Steam System Optimization
Whether your facility is a University campus, a Hospital system or a Processing plant, your steam system optimization and maintenance is material to your operations budget and sustainability programs.
Excess Air and Burner Efficiency
Boiler efficiency depends on the right mix of fuel and air. In theory, there is an amount of air that when mixed with a fixed amount of fuel, will result in perfect combustion: all fuel burnt and all oxygen from the air consumed. Excess air is defined as the amount of air in excess of what is needed for perfect combustion. If a large amount of excess air is introduced, it results in oxygen that isn’t consumed during combustion, and this oxygen absorbs usable heat and carries it up the stack. But because there is no perfect system, some amount of excess air is needed to avoid the creation of carbon monoxide and/or soot (unburned hydrocarbons). The American Boiler Manufacturers Association (ABMA) has a Boiler efficiency calculator that may be helpful in working towards an optimum amount of Excess Air for your steam system application. Two methods of maintaining optimum low excess air levels throughout your cycle are (A) frequently monitoring and calibrating excess air levels or (B) installing digital monitoring controls.
Condensate recovery and return to the boiler increases boiler efficiency, since the condensate is hot and reduces the amount of cold makeup water needed to be heated to create steam in the boiler. Utilizing removable insulation to insulate the condensate return system will further reduce the need for cooler make-up water and boiler chemicals.
Boiler Stack Economizers and Waste Heat Recovery
A stack economizer is an air-to-water heat exchanger that is installed on a boiler stack to recover waste heat from flue gases. These systems are used to preheat the feedwater, using captured heat that would typically be lost to the atmosphere. To optimize the efficiency of the heat exchanger, exact fit blanket insulation prevents much of the radiant heat loss.

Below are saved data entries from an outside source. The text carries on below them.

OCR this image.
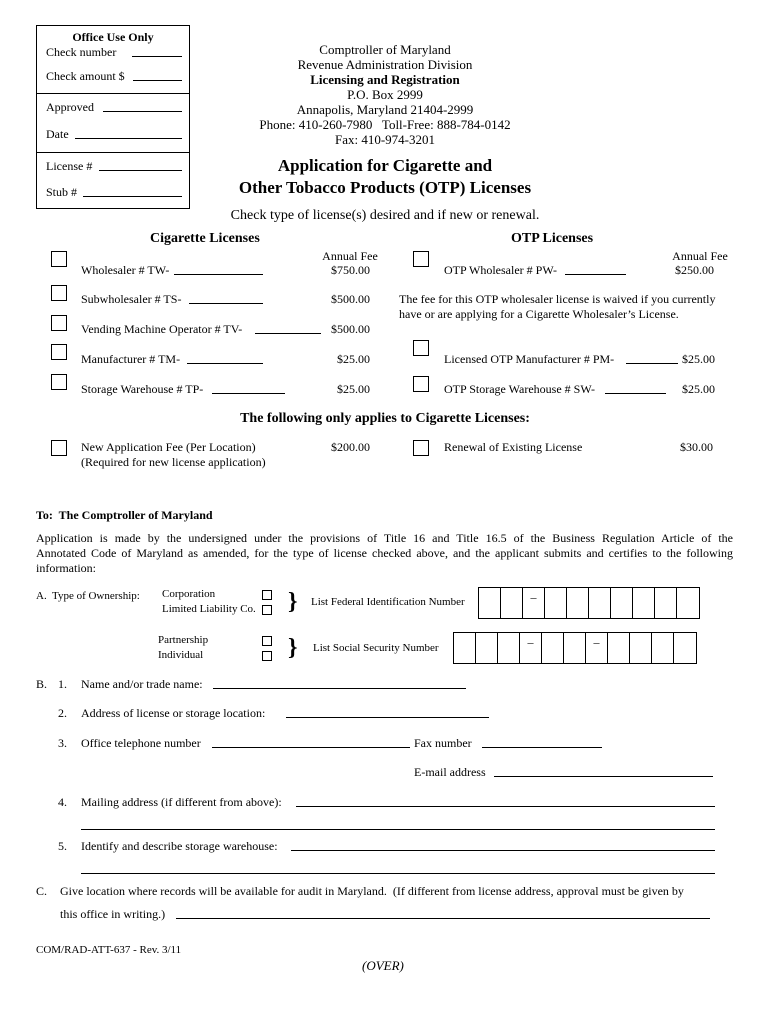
Office Use Only
Check number
Check amount $
Approved
Date
License #
Stub #
Comptroller of Maryland
Revenue Administration Division
Licensing and Registration
P.O. Box 2999
Annapolis, Maryland 21404-2999
Phone: 410-260-7980   Toll-Free: 888-784-0142
Fax: 410-974-3201
Application for Cigarette and
Other Tobacco Products (OTP) Licenses
Check type of license(s) desired and if new or renewal.
Cigarette Licenses	OTP Licenses
Annual Fee
Wholesaler # TW-	$750.00
Subwholesaler # TS-	$500.00
Vending Machine Operator # TV-	$500.00
Manufacturer # TM-	$25.00
Storage Warehouse # TP-	$25.00
Annual Fee
OTP Wholesaler # PW-	$250.00
The fee for this OTP wholesaler license is waived if you currently
have or are applying for a Cigarette Wholesaler’s License.
Licensed OTP Manufacturer # PM-	$25.00
OTP Storage Warehouse # SW-	$25.00
The following only applies to Cigarette Licenses:
New Application Fee (Per Location)
(Required for new license application)
$200.00	Renewal of Existing License	$30.00
To:  The Comptroller of Maryland
Application is made by the undersigned under the provisions of Title 16 and Title 16.5 of the Business Regulation Article of the
Annotated Code of Maryland as amended, for the type of license checked above, and the applicant submits and certifies to the following
information:
A.  Type of Ownership: Corporation
Limited Liability Co. } List Federal Identification Number	–
Partnership
Individual	} List Social Security Number	–	–
B. 1. Name and/or trade name:
2. Address of license or storage location:
3. Office telephone number	Fax number
E-mail address
4. Mailing address (if different from above):
5. Identify and describe storage warehouse:
C. Give location where records will be available for audit in Maryland.  (If different from license address, approval must be given by
this office in writing.)
COM/RAD-ATT-637 - Rev. 3/11
(OVER)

Heat Recovery from Boiler Blowdown
To avoid excess concentration of salt in the boiler, concentrated water is blown out, boiler water is removed at a high temperature condition. Continuous boiler surface blowdown heat recovery (BDHR) is the most effective method of purging destructive solids from any steam boiler system. Blowdown heat recovery systems can recover about 90% of the blowdown thermal value. The value varies with volume, boiler pressure, and method/frequency of blowdown.
Radiant Heat Loss Prevention through Engineered Industrial Blanket / Jacket Insulation Methods
Without complete and properly designed insulation, a steam system is likely losing heat throughout its length. Piping insulation is not enough. A single uninsulated steam trap can lose between $30 – $300 per year in wasted energy cost. Multiply that by some 500 steam traps in a particular installation and the facility can see wasted energy costs of $15,000 to $150,000 per year! When you add in the many other components (Valves, Strainers, Boilers, Condensate Tanks, Flanges, and fittings) that make up a steam system one can see the benefit in optimizing with process steam blanket insulation. With removable insulation blankets, you can generate and use less steam to accomplish your process needs because you are losing less radiant heat. Correct insulation leads to reduced heat loss, less fuel burnt and reduced greenhouse emissions.